Despite falling over the last year, Bandwidth still has a decent net retention rate, showing us that its customers not only tend to stick around but also get increasing value from its software over time.
What makes the software as a service business so attractive is that once the software is developed, it typically shouldn't cost much to provide it as an ongoing service to customers. Bandwidth's gross profit margin, an important metric measuring how much money there's left after paying for servers, licenses, technical support, and other necessary running expenses, was 40.4% in Q2.

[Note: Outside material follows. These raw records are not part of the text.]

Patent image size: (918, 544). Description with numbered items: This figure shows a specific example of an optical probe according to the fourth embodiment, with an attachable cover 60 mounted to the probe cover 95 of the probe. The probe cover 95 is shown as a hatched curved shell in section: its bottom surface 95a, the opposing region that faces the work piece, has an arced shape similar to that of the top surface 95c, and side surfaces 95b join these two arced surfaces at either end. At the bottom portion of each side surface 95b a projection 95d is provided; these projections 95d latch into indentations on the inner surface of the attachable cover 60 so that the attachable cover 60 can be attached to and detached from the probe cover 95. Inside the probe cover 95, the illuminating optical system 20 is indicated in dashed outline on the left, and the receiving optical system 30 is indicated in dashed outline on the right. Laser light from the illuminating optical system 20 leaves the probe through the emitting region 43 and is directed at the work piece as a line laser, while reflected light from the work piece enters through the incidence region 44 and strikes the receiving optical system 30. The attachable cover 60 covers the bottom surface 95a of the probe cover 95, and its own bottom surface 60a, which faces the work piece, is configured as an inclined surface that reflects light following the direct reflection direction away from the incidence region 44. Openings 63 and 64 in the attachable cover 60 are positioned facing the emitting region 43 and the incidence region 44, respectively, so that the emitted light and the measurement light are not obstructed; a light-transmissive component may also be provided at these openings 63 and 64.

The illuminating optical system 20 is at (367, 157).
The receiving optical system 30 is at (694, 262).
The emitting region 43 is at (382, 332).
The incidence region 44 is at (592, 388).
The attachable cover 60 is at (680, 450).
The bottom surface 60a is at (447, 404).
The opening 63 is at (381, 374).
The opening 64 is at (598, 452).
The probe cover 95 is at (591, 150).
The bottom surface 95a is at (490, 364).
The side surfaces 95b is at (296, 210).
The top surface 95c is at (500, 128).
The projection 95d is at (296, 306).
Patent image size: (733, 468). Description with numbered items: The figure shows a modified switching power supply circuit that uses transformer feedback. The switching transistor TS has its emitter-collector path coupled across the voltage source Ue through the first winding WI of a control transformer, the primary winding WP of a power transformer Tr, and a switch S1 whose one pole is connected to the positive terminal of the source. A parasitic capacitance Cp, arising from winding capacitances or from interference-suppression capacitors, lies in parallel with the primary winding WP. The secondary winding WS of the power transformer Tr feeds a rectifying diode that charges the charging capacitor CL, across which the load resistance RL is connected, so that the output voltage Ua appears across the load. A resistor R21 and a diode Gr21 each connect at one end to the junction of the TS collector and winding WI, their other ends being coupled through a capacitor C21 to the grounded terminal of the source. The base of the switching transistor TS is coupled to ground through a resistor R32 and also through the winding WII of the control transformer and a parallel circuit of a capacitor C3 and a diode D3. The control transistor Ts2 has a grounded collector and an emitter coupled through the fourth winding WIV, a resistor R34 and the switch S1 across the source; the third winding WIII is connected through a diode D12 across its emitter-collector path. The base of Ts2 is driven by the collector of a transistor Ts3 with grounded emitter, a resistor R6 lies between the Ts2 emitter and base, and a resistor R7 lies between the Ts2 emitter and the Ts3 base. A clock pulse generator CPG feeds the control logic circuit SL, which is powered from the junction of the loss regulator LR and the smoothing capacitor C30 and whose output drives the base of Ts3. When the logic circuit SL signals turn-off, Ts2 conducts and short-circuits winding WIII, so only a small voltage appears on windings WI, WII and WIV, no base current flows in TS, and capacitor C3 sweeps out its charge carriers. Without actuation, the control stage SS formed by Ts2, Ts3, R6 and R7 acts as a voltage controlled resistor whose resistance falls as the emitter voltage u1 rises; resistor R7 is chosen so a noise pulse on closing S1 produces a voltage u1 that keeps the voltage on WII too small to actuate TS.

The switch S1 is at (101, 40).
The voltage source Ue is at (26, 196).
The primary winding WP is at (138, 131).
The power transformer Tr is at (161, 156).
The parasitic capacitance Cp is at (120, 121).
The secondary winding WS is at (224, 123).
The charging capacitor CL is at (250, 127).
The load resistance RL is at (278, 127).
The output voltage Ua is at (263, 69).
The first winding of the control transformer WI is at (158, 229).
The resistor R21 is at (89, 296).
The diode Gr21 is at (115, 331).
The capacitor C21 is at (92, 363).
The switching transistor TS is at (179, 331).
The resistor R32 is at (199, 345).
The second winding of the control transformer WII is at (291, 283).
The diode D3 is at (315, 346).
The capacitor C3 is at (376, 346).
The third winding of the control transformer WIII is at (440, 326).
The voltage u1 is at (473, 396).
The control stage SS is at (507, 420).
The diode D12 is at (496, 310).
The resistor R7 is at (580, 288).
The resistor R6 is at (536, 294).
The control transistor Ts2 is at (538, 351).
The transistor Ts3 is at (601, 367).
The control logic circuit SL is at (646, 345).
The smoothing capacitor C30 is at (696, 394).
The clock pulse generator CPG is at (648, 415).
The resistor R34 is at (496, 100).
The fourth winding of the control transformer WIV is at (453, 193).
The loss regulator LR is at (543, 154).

That means that for every $1 in revenue the company had $0.40 left to spend on developing new products, sales and marketing, and general administrative overhead. Bandwidth's gross margin is poor for a SaaS business and we'd like to see it start improving.
Cash Is King
If you've followed StockStory for a while, you know that we emphasize free cash flow. Why, you ask? We believe that in the end, cash is king, and you can't use accounting profits to pay the bills. Bandwidth burned through $1.23 million of cash in Q2 despite being cash flow positive last year.
Bandwidth has burned through $12.7 million of cash over the last 12 months, resulting in a negative 2.15% free cash flow margin. This below-average FCF margin stems from Bandwidth's poor unit economics or a continuous need to reinvest in its business to penetrate the market.
Key Takeaways from Bandwidth's Q2 Results
With a market capitalization of $383.2 million, Bandwidth is among smaller companies, but its more than $91.8 million in cash on hand and near break-even free cash flow margins puts it in a stable financial position.
It was good to see Bandwidth beat analysts' revenue expectations this quarter. We were also glad that its full-year revenue guidance came in higher than Wall Street's expectations, and this outlook was raised from previous guidance. On the other hand, its slowing growth in net revenue retention wasn't great and while full year revenue guidance was raised, full year adjusted EBITDA guidance was maintained at the midpoint. Zooming out, we think this was still a decent, albeit mixed, quarter, showing that the company is staying on track. The stock is up 6.27% after reporting and currently trades at $14.75 per share.
Is Now The Time?
When considering an investment in Bandwidth, investors should take into account its valuation and business qualities as well as what's happened in the latest quarter. We cheer for everyone who's making the lives of others easier through technology but in case of Bandwidth, we'll be cheering from the sidelines. Its revenue growth has been mediocre, and analysts expect growth rates to deteriorate from there. And while its very efficient customer acquisition hints at the potential for strong profitability, unfortunately gross margins show its business model is much less lucrative than the best software businesses.